En las entrañas de la naturaleza humana vive una tendencia inercial que invita a idealizar, a construir ciertas imágenes en la mente que convierten a ciertos personajes de la política local en seres que jamás fueron, ni serán. Se trata de una inclinación casi instintiva que mezcla lo que se desea con la realidad.
Los defectos de estos se disimulan y las virtudes se multiplican, lo que engendra un enorme riesgo, no por esa transición que inevitablemente concluye, sino por la inexorable aparición de la frustración que asoma.
En el tema político, un liderazgo personalizado que descansa en el sistema de prebendas y sobrecitos que no es más que una forma descarada de hacer una política clientelar y de despojo en base a los recursos del presupuesto nacional, impera en R.D. En eso es que se basan actualmente los mal llamados líderes políticos partidistas en Quisqueya.
Todos se ponen donde el capitán los vea y suben a redes y medios toda su gestión, nadie tuvo fallos, aunque pueblo ve temas no resueltos.

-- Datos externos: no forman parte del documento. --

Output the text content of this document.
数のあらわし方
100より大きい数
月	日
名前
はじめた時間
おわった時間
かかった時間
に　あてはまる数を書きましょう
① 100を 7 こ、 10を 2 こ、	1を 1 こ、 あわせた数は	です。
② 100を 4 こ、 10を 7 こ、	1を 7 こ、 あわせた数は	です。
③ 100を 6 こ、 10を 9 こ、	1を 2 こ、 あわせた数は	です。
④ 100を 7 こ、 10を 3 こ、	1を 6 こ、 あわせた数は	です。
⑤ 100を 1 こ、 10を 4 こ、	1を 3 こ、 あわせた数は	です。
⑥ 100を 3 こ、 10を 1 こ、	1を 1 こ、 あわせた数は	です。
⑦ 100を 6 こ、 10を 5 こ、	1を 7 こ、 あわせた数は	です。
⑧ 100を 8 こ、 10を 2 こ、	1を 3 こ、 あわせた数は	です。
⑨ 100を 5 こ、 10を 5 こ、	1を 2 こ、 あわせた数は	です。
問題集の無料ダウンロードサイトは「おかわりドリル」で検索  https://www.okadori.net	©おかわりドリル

Muchos logran el efecto vía, repartir dádivas y prometer cargos en el gobierno a los seguidores y simpatizantes y miembros del partido, eso es normal; repartir lo que es de todos, entre unos pocos agraciados, en un sistema de padrinaje, clientelar y de demagogia, de pleno siglo XIX, no, reproduciendo de forma aberrante la corrupción a todos los niveles dentro de los miembros y simpatizantes del partido y en la población en general
Por eso, las redes sociales hierven con acrimonia, esa mordacidad jocosa que suele hacer tan a menudo el contento, y risa de los demás, con histeria y maniqueísmo.
Cuesta creer que nos estemos convirtiendo en una sociedad de individuos deleznables, intolerantes, burlones, usando esa careta por no tener capacidad para discutir con altura y se recurre a la burla y relajo.
No menos cierto es que en el inicio de una gestión se debe aprovechar al máximo, para poner los puntos sobre las íes a todos, dándoles un sentido a lo que se van a encarar, precisando parámetros transparentes, reconociendo que debe venir a la nación una austeridad, prudencia y reforma fiscal
Eso no garantiza que la sociedad acepte esas formulaciones mansamente. Siempre la gente aspirará a más. Si les dices que estamos bien, creciendo, entonces la gente exige más, eso es muy razonable. Después de todo, los ciudadanos también ponen la agenda sobre la mesa y exigen de acuerdo con sus percepciones y necesidades.
La solución salomónica es el equilibrio, como dice Abinader ni apretar ni aflojar mucho. Gradualmente lo aceptaremos.